Suppose I have a template is_my_tag<T> that resolves into true_type or false_type, depending on T.

struct my_tag;
template<class Tags> struct is_my_tag : std::false_type {};
template<> struct is_my_tag<my_tag> : std::true_type {};
template<class... Tags> struct is_my_tag<std::tuple<my_tag, Tags...>> : std::true_type {};

There exists some template function in the library:

template<class T>
std::string fun(const T& ctx) {
    return "base";
}

I want to specialize it for the types for which is_my_tag<T> == true_type. I tried this code, but it fails to compile, reporting "ambiguous definition":

template<class T, typename = std::enable_if_t<is_my_tag<T>::value>>
std::string fun(const T& ctx) {
    return "override";
}

What is the correct way to write override, assuming that I have no access to the base definition?

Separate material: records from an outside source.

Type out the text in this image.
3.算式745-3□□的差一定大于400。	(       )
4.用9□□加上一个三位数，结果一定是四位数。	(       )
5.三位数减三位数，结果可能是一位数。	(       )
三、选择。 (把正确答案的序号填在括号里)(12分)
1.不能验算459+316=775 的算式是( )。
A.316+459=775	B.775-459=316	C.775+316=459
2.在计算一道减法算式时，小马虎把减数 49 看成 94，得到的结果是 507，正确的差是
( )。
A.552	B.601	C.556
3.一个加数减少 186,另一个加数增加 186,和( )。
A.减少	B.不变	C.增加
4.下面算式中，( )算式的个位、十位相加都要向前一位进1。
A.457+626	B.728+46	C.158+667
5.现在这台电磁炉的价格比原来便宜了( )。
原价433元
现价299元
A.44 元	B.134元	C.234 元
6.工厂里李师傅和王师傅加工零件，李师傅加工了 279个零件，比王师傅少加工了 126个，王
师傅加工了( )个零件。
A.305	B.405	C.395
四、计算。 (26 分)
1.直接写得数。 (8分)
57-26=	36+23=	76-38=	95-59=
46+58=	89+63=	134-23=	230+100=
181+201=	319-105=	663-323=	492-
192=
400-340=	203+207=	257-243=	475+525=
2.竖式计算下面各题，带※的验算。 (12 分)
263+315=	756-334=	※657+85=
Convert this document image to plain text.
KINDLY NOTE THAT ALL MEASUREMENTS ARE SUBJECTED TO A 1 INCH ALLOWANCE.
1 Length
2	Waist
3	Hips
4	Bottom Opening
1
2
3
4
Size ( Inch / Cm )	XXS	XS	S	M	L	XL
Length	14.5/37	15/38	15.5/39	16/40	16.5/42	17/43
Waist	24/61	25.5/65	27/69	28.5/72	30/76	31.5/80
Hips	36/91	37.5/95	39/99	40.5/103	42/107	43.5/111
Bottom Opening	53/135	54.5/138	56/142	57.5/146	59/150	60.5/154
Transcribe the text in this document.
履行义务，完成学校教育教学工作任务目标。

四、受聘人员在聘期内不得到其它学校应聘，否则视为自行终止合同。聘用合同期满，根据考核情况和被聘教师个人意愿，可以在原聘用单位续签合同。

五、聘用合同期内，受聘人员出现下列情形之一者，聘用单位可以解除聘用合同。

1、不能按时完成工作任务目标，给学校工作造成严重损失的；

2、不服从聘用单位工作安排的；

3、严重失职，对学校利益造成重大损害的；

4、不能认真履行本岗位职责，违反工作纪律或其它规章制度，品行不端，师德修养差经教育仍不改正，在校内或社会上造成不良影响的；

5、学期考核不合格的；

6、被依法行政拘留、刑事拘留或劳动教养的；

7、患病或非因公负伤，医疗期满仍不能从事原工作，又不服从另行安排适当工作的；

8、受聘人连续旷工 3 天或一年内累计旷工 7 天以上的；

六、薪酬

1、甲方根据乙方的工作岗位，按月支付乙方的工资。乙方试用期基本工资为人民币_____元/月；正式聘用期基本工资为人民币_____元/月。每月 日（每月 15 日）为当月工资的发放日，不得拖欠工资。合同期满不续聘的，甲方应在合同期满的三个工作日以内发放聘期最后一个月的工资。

If it matters, I use g++13

Answer 1

With C++20 subsumption, you might add overload with constraint:

template<class T>
requires is_my_tag<T>::value
std::string fun(const T&) {
    return "override";
}

Demo

For previous version, without changing original, you might add better overload (which mostly duplicate is_my_tag definition)

std::string fun(const my_tag&) {
    return "override";
}
template<class... Tags>
std::string fun(const std::tuple<my_tag, Tags...>&) {
    return "override";
}

Demo